$(-\sqrt 2,\sqrt 2)\cap\mathbb Q$ is not compact

Question

How to show that $(-\sqrt 2,\sqrt 2)\cap\mathbb Q$ is not compact in $\mathbb Q$ even though it's closed and bounded in $\mathbb Q$.

Second part is easy. Please help me to show that $(-\sqrt 2,\sqrt 2)\cap\mathbb Q$ is not compact.

Answer 1

We assume the standard topology on $\mathbb{Q}$. As julien and David pointed out some possible ways to prove that the set is not compact.

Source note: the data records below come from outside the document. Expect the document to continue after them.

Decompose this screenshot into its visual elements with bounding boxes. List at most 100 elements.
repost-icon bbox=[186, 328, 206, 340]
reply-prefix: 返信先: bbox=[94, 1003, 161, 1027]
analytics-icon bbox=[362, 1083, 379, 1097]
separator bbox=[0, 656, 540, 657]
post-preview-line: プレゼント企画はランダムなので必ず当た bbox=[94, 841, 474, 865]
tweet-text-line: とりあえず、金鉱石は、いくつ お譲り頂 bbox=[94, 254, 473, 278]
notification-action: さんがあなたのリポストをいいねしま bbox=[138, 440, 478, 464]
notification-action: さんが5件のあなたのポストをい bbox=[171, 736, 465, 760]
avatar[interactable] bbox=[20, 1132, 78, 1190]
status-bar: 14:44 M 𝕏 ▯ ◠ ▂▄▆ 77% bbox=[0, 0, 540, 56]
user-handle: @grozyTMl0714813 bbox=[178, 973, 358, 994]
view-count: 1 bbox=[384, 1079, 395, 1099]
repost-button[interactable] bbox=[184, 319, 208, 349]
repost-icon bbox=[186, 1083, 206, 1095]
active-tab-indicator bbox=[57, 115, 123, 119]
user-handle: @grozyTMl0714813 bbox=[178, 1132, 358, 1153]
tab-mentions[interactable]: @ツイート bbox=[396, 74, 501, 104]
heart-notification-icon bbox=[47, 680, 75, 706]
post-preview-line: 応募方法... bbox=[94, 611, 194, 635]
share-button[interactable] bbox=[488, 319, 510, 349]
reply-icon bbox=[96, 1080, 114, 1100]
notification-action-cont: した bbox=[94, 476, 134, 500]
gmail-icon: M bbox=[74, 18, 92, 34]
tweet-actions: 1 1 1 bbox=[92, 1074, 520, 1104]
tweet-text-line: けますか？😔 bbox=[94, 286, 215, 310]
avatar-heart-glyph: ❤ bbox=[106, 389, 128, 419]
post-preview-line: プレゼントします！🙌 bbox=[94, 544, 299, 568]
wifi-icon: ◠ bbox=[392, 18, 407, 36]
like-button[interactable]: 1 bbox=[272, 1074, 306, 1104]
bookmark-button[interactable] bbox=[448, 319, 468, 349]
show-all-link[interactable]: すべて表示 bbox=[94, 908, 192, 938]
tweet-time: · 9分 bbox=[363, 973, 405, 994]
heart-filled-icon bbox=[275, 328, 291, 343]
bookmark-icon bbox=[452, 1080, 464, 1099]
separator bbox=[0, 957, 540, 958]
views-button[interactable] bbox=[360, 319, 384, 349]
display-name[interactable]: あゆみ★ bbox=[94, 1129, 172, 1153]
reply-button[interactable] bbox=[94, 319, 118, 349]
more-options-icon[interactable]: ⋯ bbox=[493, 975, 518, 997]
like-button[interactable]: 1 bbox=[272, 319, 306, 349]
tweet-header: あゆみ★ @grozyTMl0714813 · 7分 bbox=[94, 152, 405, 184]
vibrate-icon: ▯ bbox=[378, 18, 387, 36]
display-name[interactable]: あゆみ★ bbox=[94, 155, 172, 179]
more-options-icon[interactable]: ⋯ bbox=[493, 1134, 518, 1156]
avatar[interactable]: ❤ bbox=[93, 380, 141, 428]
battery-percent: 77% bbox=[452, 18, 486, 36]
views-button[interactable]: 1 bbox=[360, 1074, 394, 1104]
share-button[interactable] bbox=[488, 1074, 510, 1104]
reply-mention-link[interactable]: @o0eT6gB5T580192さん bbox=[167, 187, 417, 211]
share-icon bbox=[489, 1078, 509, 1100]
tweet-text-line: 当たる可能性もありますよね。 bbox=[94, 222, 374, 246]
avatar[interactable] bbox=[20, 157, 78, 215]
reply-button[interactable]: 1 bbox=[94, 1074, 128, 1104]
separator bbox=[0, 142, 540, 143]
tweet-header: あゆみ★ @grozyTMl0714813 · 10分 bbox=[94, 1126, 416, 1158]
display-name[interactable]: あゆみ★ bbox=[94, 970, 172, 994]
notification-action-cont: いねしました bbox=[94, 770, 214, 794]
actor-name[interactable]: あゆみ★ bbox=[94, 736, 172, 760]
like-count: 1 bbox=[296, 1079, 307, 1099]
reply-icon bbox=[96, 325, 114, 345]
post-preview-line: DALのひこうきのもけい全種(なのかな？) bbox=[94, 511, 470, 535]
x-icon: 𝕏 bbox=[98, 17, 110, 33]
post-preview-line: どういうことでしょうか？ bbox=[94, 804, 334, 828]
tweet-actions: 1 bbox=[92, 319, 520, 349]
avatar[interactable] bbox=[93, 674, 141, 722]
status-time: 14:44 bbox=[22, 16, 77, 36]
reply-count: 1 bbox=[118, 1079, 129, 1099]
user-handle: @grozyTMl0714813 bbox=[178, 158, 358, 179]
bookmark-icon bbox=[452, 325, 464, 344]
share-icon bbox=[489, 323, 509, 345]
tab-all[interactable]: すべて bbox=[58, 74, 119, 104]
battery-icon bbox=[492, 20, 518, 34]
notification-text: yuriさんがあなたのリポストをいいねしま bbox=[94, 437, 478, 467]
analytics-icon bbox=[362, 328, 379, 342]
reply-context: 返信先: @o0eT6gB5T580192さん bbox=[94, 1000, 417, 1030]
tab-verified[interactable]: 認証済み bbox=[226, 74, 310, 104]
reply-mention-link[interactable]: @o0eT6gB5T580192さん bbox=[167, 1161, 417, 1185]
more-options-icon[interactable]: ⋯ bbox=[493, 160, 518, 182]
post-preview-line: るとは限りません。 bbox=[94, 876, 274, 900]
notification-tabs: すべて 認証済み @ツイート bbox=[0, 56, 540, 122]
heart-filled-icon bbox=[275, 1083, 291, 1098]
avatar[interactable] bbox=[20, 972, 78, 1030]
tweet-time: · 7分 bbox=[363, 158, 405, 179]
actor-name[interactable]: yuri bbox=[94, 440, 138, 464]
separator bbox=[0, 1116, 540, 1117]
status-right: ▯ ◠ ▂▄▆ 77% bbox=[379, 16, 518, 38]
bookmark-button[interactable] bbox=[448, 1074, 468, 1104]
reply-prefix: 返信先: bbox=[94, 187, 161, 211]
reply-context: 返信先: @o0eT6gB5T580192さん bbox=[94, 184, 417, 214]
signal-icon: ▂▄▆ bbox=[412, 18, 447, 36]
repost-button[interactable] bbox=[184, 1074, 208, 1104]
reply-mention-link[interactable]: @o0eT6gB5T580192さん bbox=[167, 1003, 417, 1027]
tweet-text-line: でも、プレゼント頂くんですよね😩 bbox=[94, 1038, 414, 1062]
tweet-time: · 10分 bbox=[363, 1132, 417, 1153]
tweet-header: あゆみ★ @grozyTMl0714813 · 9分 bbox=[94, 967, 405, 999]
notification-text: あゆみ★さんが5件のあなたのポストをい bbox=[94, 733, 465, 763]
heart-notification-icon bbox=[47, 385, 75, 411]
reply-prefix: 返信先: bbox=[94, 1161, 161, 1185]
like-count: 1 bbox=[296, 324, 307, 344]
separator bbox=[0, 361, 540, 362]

In fact using the denseness of $\mathbb{Q}$ in $\mathbb{R}$, that the Intersection of any non trivial intervall (one which does have more than $1$ element) with $\mathbb{Q}$ can't be compact in $\mathbb{Q}$. The main idea is using that you can find for every irrational number a sequence of rational numbers converging to it (for example take the decimal expansion).

For a metric space we know that a set is compact if every sequence does have a convergent subsequence. And a sequence which converges to an irrational number in $\mathbb{R}$ won't converge in $\mathbb{Q}$.

The exercise itself refers to the Theorem of Heine Borel which states that in $\mathbb{R}^n$ which states that the compact sets are the closed and bounded one.

Answer 2

Heine-Borel theorem holds in $\mathbb{R}$, not in subspaces thereof. If a subspace $A$ of the metric space $X$ is compact (with the relative topology), then it is closed in $X$, because any sequence in $A$ has a cluster point. So, if a sequence in $A$ converges to some $x\in X$, and $x\notin A$, the sequence has no cluster point in $A$, hence $A$ is not compact.

Since $(-\sqrt{2},\sqrt{2})\cap\mathbb{Q}$ is not closed in $\mathbb{R}$, it is not compact. Just consider an increasing sequence of rational numbers converging to $\sqrt{2}$.